I need to create all the possible matrix of dimension 5 (5x5), where all elements are integers from 0 to 100 and its sum is 100.
I'm not sure how to do it, or how to start... Any suggestion?
Despite I program in R, I'm looking for an idea of how to do it. Pseucode is fine.
My firs approach was getting all the permutations of 100 elements 25 times (one for each element in the matrix) and then take only those that sum 100. But that is 100^25 permutations... no way to do it in this by this approach.

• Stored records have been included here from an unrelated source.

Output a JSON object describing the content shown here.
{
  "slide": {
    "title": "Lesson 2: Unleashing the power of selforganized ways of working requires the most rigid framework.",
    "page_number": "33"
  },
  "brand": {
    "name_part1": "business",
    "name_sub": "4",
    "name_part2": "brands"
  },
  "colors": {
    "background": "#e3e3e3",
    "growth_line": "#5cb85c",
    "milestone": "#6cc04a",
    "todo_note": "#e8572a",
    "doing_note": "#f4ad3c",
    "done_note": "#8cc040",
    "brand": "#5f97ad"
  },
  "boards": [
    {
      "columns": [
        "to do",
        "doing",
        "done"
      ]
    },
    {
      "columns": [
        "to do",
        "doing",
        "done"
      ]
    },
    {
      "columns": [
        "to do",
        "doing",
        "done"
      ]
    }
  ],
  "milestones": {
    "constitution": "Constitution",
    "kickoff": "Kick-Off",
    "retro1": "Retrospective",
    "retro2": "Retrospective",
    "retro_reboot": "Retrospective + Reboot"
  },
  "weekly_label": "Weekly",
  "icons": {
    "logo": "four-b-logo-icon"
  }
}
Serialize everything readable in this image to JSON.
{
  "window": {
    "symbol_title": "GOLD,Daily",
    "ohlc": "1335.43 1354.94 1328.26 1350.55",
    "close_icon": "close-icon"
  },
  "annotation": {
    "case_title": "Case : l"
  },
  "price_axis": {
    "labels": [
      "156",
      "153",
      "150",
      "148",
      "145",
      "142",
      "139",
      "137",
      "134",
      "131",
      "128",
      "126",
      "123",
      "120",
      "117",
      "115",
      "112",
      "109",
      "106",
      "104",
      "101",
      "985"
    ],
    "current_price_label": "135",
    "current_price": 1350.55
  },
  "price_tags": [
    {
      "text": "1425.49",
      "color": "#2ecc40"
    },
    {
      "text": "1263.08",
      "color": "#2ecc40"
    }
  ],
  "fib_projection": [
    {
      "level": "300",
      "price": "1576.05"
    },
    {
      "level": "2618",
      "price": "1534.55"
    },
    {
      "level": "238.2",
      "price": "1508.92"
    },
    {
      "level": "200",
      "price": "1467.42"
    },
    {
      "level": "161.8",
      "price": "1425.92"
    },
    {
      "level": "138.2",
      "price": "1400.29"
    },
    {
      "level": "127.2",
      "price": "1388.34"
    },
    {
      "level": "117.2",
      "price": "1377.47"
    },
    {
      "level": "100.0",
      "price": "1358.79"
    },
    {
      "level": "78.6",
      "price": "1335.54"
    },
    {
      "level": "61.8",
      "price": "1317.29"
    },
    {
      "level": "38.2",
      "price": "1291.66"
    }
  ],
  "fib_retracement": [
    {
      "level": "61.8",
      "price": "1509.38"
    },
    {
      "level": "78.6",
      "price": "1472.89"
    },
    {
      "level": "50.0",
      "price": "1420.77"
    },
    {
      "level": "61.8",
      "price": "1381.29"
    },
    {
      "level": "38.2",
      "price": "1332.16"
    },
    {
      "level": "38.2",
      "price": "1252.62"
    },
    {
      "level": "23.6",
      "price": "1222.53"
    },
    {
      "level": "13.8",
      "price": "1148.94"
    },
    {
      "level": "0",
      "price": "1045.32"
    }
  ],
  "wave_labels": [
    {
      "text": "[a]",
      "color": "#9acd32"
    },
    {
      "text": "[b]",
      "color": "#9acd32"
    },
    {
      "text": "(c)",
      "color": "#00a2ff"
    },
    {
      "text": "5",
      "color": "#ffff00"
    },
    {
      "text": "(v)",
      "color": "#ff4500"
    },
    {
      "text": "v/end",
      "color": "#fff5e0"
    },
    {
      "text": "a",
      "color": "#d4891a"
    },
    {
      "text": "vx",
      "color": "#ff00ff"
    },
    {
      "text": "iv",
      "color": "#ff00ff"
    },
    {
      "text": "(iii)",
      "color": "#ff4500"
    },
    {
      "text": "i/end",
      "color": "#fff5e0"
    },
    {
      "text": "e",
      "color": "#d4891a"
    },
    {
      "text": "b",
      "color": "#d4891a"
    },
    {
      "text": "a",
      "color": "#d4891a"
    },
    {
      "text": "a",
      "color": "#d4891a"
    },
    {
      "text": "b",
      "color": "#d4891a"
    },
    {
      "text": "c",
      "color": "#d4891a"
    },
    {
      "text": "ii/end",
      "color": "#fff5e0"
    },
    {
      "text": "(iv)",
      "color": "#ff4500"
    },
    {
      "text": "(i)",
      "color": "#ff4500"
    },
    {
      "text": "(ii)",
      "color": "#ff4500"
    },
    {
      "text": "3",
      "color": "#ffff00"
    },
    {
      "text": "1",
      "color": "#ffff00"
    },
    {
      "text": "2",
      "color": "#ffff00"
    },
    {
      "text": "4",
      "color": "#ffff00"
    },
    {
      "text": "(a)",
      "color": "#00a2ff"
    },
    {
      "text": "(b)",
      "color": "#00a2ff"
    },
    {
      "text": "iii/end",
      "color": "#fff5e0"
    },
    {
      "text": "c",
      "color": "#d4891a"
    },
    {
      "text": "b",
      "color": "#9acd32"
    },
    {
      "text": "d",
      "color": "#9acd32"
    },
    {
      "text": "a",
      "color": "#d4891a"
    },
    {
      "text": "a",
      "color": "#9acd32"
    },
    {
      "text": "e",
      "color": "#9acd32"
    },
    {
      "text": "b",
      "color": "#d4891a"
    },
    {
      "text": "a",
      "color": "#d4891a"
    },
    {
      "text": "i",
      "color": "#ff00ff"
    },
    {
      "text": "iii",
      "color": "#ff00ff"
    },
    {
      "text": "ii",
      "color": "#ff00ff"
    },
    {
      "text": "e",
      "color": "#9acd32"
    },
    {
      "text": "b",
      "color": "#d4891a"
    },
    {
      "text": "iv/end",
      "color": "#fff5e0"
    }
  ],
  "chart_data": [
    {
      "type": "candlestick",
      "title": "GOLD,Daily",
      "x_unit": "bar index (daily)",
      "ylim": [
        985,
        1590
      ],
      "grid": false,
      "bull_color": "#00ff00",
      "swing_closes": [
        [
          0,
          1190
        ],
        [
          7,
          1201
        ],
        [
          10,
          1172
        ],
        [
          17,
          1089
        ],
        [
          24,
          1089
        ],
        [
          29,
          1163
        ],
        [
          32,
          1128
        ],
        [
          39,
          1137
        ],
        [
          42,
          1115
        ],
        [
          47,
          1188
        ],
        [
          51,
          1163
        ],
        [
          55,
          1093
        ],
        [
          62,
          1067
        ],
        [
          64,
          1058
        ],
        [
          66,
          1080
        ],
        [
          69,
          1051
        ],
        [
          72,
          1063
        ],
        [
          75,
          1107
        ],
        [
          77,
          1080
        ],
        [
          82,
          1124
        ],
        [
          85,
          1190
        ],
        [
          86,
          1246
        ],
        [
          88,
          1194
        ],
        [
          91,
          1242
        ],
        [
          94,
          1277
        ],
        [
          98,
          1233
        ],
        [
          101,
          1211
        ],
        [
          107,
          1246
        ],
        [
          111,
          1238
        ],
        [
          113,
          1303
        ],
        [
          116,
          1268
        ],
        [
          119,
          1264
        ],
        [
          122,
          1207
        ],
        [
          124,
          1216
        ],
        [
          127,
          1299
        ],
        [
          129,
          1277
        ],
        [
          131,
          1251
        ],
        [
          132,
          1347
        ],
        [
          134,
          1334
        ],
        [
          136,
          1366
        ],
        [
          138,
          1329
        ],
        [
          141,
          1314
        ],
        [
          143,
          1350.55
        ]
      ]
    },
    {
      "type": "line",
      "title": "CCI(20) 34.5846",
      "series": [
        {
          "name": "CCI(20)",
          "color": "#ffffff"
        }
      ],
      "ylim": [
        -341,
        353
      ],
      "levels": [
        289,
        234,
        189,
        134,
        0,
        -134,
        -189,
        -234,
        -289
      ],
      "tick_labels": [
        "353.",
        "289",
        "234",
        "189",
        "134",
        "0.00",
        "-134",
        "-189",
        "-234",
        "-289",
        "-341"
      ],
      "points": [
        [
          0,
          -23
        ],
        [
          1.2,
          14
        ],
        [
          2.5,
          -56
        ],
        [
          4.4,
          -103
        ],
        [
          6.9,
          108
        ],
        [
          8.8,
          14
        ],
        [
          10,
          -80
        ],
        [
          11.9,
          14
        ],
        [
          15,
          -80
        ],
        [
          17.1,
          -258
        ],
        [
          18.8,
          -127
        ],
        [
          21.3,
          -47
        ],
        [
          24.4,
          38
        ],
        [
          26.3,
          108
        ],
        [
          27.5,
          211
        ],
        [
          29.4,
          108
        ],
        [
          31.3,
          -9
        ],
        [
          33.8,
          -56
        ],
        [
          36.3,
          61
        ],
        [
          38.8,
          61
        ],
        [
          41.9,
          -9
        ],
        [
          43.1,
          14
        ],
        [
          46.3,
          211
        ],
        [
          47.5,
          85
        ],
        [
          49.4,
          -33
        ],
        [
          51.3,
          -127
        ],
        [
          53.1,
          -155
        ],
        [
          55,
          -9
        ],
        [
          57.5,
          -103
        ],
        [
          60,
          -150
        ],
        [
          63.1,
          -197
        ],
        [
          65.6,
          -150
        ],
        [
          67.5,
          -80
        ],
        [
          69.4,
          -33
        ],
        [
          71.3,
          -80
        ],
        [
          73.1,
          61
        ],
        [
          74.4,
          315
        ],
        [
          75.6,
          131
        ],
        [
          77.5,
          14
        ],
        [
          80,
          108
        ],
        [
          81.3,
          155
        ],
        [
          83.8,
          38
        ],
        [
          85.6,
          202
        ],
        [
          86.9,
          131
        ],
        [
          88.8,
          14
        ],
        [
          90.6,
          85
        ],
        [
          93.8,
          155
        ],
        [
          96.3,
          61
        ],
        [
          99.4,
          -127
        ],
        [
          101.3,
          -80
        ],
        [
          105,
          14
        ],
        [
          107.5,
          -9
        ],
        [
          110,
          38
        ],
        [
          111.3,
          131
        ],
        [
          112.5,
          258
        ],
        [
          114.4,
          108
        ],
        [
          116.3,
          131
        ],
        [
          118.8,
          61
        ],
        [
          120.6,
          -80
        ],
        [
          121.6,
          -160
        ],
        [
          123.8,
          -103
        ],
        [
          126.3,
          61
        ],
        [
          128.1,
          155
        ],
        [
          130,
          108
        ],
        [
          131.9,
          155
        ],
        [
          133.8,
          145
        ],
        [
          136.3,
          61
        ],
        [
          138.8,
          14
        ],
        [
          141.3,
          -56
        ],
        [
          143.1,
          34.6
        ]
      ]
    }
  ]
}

I will thanks any idea and/or help!
The OP is looking for all integer partitions of the number 100 of maximal length of 25. The package partitions
is equipped with a function exactly for this purpose called restrictedparts
. E.g.:
library(partitions)
## Keep the output tidy
options(digits = 4)
options(width = 90)
## all integer partitions of 10 of maximal length = 4
restrictedparts(10, 4)
#>
#> [1,] 10 9 8 7 6 5 8 7 6 5 6 5 4 4 7 6 5 4 5 4 3 4 3
#> [2,] 0 1 2 3 4 5 1 2 3 4 2 3 4 3 1 2 3 4 2 3 3 2 3
#> [3,] 0 0 0 0 0 0 1 1 1 1 2 2 2 3 1 1 1 1 2 2 3 2 2
#> [4,] 0 0 0 0 0 0 0 0 0 0 0 0 0 0 1 1 1 1 1 1 1 2 2
Once all of the them have been generated, simply create a 5x5 matrix of each combinations (restrictedparts
doesn’t differentiate between 0 0 3
and 0 3 0
). The only problem is that there are so many possible combinations (partitions::R(25, 100, TRUE) = 139620591
) the function throws an error when you call restrictedparts(100, 25)
.
test <- restrictedparts(100, 25)
#> Warning in restrictedparts(100, 25): NAs introduced by coercion to integer range
#> Error in restrictedparts(100, 25): NAs in foreign function call (arg 3)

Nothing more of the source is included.